Ultimately Doc and Carol McCoy hide out in a dumpster, and there’s a bizarre scene in which both they and the satchel containing the loot are nearly buried alive under mounds of garbage and come close to being compacted in the dump truck (how James Bond!). Later they escape and hitch a ride from another garbage-truck driver (though this one drives a considerably smaller and less threateningly mechanized vehicle), “Cowboy,” played by Slim Pickens, His schtick is familiar to anyone who’s seen his great turn as the pilot in Dr. Strangelove 18 years earlier, but he’s still a delight and a breath of fresh air. Ultimately the McCoys buy Cowboy’s truck for $30,000 from the bank loot and go off together in the sunset – the sort of ending you could get away with once the Production Code Administration yielded to the ratings board and you no longer were covered by the iron stricture that criminals had to be punished for their crimes.
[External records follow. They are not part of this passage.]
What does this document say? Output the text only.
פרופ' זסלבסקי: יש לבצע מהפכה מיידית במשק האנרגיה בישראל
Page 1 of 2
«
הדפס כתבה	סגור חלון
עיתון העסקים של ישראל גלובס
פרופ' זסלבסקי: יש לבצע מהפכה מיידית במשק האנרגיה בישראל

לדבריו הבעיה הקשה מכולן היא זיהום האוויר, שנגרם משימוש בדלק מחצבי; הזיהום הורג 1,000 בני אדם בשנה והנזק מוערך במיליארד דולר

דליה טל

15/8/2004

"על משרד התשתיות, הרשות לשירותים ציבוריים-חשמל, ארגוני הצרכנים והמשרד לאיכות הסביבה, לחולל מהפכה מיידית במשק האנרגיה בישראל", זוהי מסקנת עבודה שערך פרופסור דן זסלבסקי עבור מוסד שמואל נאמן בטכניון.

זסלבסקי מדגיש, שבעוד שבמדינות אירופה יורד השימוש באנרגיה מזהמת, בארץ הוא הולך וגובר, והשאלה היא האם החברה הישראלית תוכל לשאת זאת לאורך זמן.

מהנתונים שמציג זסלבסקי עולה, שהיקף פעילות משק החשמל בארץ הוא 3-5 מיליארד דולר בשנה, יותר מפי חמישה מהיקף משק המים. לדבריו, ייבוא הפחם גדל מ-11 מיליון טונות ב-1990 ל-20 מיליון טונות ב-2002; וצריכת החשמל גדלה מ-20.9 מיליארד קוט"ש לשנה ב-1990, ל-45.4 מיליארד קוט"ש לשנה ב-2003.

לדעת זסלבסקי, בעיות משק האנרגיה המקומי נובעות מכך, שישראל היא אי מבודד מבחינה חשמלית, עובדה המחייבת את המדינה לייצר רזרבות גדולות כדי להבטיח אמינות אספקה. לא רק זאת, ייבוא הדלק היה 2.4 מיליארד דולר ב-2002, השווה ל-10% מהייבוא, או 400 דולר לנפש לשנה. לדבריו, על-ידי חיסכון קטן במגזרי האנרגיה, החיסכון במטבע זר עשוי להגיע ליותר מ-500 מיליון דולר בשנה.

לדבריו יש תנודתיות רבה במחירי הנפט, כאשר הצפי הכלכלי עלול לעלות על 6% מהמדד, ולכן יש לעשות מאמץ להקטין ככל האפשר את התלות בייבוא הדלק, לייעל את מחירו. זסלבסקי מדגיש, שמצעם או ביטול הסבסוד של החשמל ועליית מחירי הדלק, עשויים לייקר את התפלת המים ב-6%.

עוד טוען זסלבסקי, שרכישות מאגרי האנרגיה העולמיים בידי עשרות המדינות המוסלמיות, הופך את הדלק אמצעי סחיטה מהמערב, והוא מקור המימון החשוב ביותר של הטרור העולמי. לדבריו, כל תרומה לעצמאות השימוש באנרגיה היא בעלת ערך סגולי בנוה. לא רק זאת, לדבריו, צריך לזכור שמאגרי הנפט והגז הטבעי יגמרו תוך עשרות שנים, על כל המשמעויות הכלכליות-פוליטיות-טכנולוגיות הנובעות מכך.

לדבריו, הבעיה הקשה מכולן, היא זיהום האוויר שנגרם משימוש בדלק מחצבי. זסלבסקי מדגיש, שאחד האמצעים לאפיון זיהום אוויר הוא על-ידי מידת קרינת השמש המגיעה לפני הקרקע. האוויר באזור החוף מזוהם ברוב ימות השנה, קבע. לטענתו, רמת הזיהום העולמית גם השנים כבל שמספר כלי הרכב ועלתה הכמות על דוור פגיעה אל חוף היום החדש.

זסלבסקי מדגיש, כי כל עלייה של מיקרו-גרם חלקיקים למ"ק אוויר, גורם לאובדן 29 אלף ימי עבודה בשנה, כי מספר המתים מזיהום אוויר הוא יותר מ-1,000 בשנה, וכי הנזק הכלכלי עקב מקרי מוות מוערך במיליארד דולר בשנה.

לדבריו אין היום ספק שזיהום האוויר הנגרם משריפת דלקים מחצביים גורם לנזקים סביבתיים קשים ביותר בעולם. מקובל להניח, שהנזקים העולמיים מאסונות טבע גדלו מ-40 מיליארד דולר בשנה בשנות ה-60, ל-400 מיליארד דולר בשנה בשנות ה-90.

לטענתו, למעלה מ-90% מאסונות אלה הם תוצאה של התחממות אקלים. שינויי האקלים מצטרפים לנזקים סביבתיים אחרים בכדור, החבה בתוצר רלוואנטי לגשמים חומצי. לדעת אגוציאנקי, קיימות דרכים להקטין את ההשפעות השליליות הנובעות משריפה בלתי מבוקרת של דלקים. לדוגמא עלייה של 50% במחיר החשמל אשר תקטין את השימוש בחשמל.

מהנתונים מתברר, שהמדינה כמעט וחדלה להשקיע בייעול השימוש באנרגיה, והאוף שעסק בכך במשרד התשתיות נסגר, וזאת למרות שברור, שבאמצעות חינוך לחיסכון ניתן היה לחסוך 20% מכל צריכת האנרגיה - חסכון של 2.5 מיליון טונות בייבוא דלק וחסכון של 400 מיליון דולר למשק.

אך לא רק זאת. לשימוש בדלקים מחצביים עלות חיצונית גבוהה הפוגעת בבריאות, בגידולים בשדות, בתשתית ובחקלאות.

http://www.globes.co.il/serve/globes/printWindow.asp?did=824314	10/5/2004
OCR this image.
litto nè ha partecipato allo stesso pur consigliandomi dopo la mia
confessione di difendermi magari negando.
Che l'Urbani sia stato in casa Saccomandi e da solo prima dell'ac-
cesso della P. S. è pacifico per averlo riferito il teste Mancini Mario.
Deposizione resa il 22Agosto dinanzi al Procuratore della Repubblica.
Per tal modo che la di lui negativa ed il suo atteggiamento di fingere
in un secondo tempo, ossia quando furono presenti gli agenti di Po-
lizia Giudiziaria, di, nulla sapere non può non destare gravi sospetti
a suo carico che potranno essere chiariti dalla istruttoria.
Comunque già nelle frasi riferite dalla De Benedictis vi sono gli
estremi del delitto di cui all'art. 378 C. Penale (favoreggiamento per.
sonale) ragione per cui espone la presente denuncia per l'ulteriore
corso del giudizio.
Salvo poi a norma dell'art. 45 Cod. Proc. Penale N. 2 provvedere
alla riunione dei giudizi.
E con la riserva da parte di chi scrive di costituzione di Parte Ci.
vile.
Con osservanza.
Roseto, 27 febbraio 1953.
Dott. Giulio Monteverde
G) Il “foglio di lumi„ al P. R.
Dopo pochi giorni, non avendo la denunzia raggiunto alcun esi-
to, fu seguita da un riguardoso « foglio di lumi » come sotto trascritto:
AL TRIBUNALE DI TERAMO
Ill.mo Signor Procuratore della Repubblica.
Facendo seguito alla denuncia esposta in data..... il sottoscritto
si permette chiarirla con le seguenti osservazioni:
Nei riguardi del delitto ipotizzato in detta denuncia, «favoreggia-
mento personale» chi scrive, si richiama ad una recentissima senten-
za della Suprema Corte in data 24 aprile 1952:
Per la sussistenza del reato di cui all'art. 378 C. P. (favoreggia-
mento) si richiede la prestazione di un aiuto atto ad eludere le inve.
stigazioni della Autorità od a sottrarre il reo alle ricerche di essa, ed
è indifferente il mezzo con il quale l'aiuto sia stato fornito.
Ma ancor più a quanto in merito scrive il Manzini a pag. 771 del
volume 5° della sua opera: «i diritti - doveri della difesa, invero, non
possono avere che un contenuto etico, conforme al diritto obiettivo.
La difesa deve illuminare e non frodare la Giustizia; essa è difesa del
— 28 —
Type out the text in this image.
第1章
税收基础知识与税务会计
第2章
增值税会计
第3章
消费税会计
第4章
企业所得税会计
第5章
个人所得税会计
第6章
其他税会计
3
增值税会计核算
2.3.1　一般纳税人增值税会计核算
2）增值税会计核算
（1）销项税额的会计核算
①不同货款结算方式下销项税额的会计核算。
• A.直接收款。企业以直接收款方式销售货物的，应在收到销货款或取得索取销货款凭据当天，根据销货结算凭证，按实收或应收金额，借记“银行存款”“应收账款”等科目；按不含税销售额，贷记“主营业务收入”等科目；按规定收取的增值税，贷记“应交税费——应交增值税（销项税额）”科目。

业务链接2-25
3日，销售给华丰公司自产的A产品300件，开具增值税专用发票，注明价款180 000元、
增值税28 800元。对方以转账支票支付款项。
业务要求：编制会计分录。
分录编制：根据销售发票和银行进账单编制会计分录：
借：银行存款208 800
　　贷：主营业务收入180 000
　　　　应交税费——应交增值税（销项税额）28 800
After we watched The Getaway Charles asked me where on Sam Peckinpah’s violence schedule it rated on a scale of 10, and I said, “3 ½ to 4.” There are two sequences – the actual bank robbery about 40 minutes into the two-hour film and the big shootout at the end – that feature the sort of bloodbaths in slow motion that had become Peckinpah’s big trademark, but overall The Getaway is surprisingly boring, especially given its director’s reputation. Peckinpah was pissed off when scenes he had shot of violence in slow motion for his 1965 film Major Dundee were cut out by the studio, Columbia, and as a result another director, Arthur Penn, got the reputation for being the first director to film a shoot-out in slow motion in the 1967 film Bonnie and Clyde. I told that anecdote to Charles after we’d seen The Getaway, and he seemed to think it was a strange and insufferable distinction to want to have in one’s personal work history!